Souvenir coins are also issued. These often depict the monarchs head on one side and are issued to commemorate special events, such as the 500th anniversary of the rediscovery of the New World by Christopher Columbus and more recently for Queen Elizabeth II’s Golden Jubilee in 2002.

The ¼ has a lobster, the ½ the windmill - are they suggesting the 1 Crown 1969 with the crest is also a circulation coin?  Note they distinguish between the circulation coins and the souvenir coins.
Title: Re: Fractional units
Post by: <k> on September 03, 2019, 11:56:30 PM
The ¼ has a lobster, the ½ the windmill - are they suggesting the 1 Crown 1969 with the crest is also a circulation coin?  Note they distinguish between the circulation coins and the souvenir coins.

I have never read that, but numista describes the 1969 and 1986 crown coins as 'standard circulation' - to my surprise.

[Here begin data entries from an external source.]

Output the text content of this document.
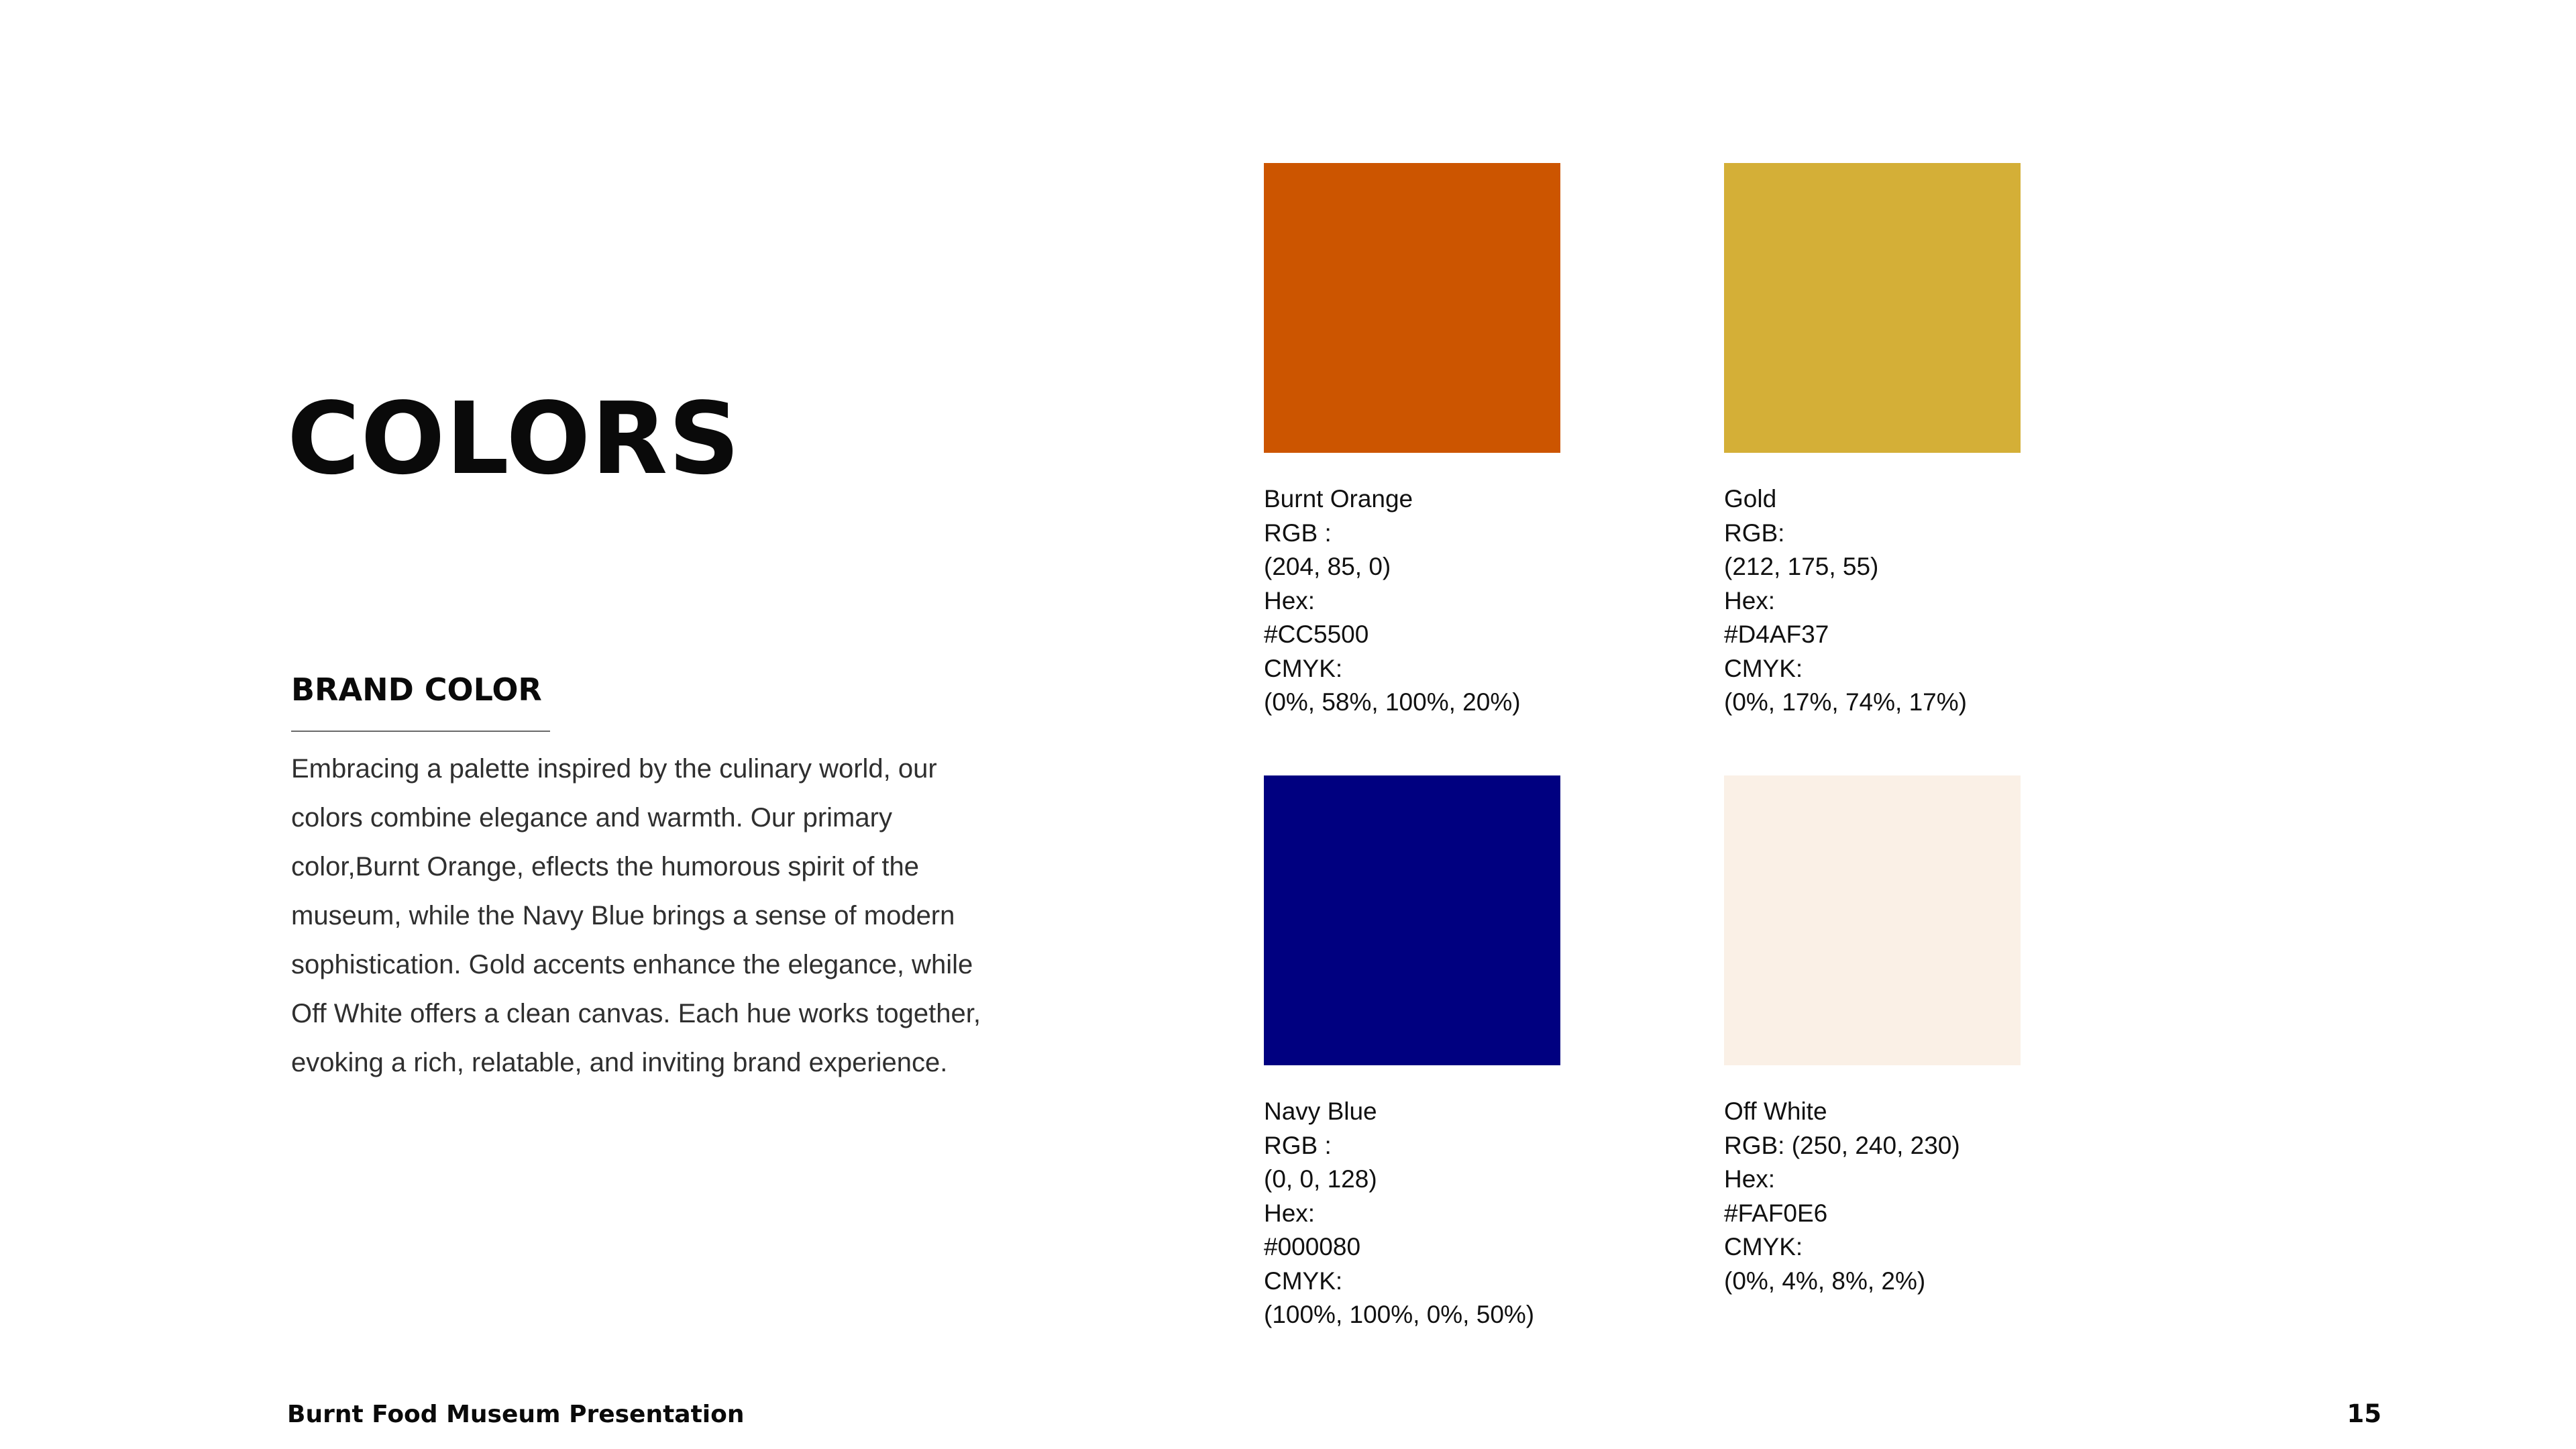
COLORS
BRAND COLOR
Embracing a palette inspired by the culinary world, our
colors combine elegance and warmth. Our primary
color,Burnt Orange, eflects the humorous spirit of the
museum, while the Navy Blue brings a sense of modern
sophistication. Gold accents enhance the elegance, while
Off White offers a clean canvas. Each hue works together,
evoking a rich, relatable, and inviting brand experience.
Burnt Orange
RGB :
(204, 85, 0)
Hex:
#CC5500
CMYK:
(0%, 58%, 100%, 20%)
Gold
RGB:
(212, 175, 55)
Hex:
#D4AF37
CMYK:
(0%, 17%, 74%, 17%)
Navy Blue
RGB :
(0, 0, 128)
Hex:
#000080
CMYK:
(100%, 100%, 0%, 50%)
Off White
RGB: (250, 240, 230)
Hex:
#FAF0E6
CMYK:
(0%, 4%, 8%, 2%)
Burnt Food Museum Presentation	15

Our member Big_M says he has seen 1986 crown coins that look heavily circulated.
Title: Re: Fractional units
Post by: Big_M on September 05, 2019, 01:39:28 PM
Circulated T&C 1986 crown pictured. Most of these appearing on the market look similar, in fact UNC coins are very rarely offered and fetch high prices.
Title: Re: Fractional units
Post by: <k> on September 05, 2019, 03:28:36 PM
Thank you, Big_M. So some collector coins do end up in circulation.